When talking about the "ghost" of materials science, aerogel must be mentioned! It's a true "hexagonal warrior" in the materials world, with extremely low density but astonishing performance.
How light is it? In fact, it has extremely high porosity yet very low thermal conductivity. This is because the pore size of its nanopores is smaller than the mean free path of molecules in ammonia and oxygen, the main components of air. Therefore, air convection is difficult to occur, thus inhibiting the conduction of heat by gas molecules. At the same time, the small contact surface of particles in nanoporous materials also limits solid-state heat conduction. Simply put, it's the thermal insulation performance derived from its porous structure.
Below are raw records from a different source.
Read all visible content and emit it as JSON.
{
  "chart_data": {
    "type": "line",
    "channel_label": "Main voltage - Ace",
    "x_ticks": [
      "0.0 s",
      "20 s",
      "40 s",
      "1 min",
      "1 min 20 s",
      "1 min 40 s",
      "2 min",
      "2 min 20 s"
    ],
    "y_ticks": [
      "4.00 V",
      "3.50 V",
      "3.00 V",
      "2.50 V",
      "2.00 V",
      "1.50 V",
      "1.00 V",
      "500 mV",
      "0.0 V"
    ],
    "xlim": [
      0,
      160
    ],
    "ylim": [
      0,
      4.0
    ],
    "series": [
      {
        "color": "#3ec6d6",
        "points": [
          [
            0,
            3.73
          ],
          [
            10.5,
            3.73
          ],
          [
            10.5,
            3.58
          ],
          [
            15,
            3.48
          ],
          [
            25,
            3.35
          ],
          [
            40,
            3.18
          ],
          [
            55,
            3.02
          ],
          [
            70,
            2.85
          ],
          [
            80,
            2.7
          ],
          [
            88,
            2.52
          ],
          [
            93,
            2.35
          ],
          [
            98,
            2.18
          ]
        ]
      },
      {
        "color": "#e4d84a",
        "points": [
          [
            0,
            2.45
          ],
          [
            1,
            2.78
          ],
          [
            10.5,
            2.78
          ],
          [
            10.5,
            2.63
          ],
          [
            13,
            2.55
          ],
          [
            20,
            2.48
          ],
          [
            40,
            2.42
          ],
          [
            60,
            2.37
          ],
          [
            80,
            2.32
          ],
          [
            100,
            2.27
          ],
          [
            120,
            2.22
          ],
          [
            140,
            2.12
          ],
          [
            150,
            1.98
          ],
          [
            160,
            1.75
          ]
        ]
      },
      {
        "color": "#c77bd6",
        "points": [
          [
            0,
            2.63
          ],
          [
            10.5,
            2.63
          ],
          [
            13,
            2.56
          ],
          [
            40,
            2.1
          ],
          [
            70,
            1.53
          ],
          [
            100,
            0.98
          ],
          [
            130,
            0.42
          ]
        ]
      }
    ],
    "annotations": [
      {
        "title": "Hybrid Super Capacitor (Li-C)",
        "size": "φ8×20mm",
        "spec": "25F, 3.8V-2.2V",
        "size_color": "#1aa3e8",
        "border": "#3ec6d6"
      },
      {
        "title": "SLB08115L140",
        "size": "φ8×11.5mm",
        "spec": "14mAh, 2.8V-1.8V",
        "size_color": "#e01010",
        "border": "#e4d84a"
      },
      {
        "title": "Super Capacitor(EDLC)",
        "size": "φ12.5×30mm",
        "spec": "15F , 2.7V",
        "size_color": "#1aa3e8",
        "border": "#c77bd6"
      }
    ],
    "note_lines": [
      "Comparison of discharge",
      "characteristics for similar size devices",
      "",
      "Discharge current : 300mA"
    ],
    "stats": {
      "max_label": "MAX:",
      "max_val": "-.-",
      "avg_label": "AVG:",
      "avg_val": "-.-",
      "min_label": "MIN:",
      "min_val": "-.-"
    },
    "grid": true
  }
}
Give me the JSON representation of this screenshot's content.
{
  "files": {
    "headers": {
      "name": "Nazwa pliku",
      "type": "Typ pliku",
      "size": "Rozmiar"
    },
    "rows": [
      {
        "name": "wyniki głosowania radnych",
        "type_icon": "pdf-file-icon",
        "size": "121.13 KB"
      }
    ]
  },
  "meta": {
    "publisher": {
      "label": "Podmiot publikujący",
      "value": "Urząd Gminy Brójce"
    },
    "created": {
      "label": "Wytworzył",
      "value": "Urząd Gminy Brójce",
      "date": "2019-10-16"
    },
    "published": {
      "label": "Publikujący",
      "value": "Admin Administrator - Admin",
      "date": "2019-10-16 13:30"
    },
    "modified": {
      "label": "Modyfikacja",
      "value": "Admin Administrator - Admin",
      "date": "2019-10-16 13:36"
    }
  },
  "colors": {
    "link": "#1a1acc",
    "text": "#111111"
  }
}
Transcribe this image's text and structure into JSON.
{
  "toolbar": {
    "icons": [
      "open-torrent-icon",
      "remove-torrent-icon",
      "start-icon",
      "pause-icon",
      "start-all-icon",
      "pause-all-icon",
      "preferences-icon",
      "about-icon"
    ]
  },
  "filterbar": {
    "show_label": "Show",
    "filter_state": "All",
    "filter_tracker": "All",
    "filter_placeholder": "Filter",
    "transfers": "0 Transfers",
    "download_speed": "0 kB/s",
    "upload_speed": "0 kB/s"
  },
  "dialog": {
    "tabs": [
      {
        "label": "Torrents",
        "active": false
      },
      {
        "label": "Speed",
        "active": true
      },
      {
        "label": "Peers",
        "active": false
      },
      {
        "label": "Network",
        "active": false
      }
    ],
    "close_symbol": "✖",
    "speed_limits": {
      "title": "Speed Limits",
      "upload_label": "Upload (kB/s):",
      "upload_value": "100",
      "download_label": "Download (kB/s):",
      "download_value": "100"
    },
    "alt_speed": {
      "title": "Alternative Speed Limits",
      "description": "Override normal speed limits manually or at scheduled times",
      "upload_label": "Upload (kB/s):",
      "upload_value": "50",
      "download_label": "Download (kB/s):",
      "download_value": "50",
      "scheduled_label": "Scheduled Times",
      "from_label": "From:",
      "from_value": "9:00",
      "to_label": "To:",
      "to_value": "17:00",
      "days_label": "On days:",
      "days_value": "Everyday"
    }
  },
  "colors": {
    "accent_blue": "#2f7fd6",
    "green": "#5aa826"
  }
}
This superior thermal insulation capability has been widely used in the defense industry. Using it as a thermal insulation material for aero engines not only provides excellent thermal insulation but also reduces engine weight.
It also has many other impressive properties, such as good insulation, flame retardancy, and sound insulation. It shines in fields such as construction, electronics, and chemicals.
So how exactly is this amazing aerogel formed? It's actually prepared by the coagulation of a liquid colloid (liquid sol).
The preparation process is quite interesting. If certain conditions are controlled during the coagulation of the liquid sol to form a gel, nanoclusters with different structures can be formed. These clusters adhere to each other, forming a gel. The solid framework of the gel is surrounded by the remaining liquid reagents from the reaction.
Next, this gel is placed in a high-pressure container and pressurized and heated, causing a phase transition of the liquid within the gel, forming a supercritical fluid. Slowly extracting the supercritical fluid allows the gel's network structure to remain intact, thus obtaining the aerogel.